村上龍 ニューヨーク・シティ・マラソン (15)

 先週の土曜日、小6の次男が通う小学校で運動会があった。以前書いたように次男がリレーの選手に漏れたため、なんとなく盛り上がらず出掛けたのだが、行ってみたら更に盛り下がる出来事が待っていた。去年まであった棒倒しと騎馬戦が競技種目から外されていたのだ。

 「パイレーツ・オブ・カリビアン」のテーマ曲にのって、上半身裸の男子が闘争心剥き出しで戦う棒倒しは、お母さん達の超人気種目だった。一方、愛くるしい顔の女の子が髪の毛を引っ張り合うまでエキサイトする女子騎馬戦は、お父さん達の大いなる楽しみだったのだ。周りの父兄に尋ねると、去年の棒倒しで骨折した児童がいてその事が影響しての中止らしい。

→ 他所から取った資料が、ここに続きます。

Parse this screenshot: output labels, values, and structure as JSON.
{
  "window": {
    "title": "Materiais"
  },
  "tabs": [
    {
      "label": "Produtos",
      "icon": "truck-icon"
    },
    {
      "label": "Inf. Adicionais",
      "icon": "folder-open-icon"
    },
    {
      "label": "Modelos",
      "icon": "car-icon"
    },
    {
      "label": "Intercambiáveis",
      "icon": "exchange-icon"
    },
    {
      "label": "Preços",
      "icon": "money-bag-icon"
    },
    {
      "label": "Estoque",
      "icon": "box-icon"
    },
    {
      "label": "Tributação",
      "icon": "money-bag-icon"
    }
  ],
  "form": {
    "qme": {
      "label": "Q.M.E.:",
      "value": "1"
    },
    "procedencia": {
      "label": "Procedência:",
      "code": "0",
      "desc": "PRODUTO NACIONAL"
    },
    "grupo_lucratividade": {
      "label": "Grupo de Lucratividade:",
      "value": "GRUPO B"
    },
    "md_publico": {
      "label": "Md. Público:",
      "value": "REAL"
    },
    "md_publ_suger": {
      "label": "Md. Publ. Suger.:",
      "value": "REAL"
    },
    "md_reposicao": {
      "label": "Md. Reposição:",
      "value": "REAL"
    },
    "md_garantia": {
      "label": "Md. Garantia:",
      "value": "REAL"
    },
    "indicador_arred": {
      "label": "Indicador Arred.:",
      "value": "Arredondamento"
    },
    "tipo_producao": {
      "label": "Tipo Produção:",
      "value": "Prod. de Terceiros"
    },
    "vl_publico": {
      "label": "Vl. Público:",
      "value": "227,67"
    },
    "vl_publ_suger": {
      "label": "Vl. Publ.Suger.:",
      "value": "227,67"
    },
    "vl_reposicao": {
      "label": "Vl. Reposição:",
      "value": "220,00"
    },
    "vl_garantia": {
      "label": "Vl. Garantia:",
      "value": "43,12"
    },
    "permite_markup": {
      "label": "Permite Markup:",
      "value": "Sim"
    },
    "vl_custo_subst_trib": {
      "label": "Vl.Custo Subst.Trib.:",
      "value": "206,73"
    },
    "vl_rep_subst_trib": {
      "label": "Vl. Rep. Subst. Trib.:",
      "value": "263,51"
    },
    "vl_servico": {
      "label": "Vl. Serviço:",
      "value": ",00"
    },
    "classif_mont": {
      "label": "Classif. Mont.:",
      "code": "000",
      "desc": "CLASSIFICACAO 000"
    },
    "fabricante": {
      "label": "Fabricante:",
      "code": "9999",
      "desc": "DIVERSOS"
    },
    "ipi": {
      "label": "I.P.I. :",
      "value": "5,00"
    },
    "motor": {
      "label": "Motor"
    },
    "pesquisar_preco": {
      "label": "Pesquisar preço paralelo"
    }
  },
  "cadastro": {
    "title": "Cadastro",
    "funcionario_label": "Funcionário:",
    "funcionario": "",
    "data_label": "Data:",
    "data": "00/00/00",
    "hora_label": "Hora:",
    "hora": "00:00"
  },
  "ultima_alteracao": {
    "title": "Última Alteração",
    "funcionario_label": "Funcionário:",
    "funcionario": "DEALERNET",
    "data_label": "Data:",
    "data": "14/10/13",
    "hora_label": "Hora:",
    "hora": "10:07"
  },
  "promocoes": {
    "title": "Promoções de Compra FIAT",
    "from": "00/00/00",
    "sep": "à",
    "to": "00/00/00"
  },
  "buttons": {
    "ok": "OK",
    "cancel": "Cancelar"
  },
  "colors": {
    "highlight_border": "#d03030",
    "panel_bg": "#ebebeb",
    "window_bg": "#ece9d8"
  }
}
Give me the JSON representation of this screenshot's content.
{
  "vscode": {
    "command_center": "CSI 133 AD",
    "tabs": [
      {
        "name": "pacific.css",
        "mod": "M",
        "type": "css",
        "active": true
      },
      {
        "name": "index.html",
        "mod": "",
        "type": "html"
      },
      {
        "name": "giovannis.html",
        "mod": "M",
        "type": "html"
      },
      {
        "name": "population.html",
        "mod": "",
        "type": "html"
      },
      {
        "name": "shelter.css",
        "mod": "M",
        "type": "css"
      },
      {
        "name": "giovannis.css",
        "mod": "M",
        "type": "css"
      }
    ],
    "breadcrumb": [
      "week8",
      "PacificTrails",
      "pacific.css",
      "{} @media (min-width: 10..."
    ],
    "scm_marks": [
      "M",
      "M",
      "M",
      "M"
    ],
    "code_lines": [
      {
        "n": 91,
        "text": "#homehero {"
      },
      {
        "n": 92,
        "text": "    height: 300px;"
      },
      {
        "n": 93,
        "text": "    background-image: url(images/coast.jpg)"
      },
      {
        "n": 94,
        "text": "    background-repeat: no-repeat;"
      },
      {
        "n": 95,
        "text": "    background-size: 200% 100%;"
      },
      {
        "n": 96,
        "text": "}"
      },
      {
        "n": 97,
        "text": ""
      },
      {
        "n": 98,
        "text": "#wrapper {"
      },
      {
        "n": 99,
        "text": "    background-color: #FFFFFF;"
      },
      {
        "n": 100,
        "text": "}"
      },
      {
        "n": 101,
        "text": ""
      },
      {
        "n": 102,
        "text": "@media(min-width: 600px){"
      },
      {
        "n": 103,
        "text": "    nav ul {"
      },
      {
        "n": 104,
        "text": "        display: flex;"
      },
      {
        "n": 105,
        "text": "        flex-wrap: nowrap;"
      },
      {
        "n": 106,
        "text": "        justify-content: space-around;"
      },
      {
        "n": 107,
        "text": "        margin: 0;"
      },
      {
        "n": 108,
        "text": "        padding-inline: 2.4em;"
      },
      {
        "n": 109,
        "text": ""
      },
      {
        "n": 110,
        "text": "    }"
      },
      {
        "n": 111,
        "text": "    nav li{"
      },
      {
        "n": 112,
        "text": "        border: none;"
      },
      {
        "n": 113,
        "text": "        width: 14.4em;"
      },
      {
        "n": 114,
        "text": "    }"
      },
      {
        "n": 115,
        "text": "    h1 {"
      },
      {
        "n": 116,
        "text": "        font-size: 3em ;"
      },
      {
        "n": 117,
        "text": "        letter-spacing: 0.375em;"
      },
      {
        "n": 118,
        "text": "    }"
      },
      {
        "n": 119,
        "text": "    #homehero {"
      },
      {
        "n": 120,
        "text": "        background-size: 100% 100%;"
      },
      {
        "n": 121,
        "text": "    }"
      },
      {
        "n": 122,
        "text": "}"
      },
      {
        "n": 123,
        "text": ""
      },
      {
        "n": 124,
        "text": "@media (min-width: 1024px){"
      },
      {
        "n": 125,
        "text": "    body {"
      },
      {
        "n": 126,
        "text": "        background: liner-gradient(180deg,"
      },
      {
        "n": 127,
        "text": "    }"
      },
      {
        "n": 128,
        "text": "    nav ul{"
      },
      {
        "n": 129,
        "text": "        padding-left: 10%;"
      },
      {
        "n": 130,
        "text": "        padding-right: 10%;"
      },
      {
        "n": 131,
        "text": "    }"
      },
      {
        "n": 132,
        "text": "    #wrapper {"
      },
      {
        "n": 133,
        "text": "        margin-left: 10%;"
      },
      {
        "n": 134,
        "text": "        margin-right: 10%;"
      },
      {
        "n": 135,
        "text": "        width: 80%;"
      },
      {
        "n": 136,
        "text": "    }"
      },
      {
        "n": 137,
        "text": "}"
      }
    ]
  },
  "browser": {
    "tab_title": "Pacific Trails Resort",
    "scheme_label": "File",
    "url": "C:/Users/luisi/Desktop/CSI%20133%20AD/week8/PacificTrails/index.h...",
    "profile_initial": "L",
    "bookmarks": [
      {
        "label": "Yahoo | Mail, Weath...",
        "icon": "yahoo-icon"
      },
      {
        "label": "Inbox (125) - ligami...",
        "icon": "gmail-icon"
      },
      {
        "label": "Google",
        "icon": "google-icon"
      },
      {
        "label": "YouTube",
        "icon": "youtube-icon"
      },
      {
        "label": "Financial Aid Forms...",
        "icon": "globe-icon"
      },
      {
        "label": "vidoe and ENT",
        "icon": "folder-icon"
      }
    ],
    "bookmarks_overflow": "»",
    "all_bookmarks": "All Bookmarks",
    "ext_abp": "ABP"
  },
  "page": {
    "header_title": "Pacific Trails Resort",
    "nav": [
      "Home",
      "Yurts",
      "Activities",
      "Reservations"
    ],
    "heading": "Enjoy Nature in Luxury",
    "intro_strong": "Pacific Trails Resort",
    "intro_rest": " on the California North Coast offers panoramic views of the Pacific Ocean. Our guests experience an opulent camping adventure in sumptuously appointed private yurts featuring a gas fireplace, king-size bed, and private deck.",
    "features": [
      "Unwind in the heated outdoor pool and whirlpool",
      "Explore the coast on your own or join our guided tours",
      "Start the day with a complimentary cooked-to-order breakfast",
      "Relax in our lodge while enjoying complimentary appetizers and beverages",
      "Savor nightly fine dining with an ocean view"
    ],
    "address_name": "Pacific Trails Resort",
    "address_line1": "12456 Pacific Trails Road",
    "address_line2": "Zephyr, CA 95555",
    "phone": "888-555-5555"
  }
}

 骨折する事は悪い事なのだろうか。中2の長男は過去に2度骨折しているが、それなりにキブス生活を楽しんでいた。そういう事も本人の経験のひとつだと思う。児童が骨折して一番痛いのは、実は学校の先生?

 次男の最後の運動会は、複雑な気持ちのまま幕を閉じた。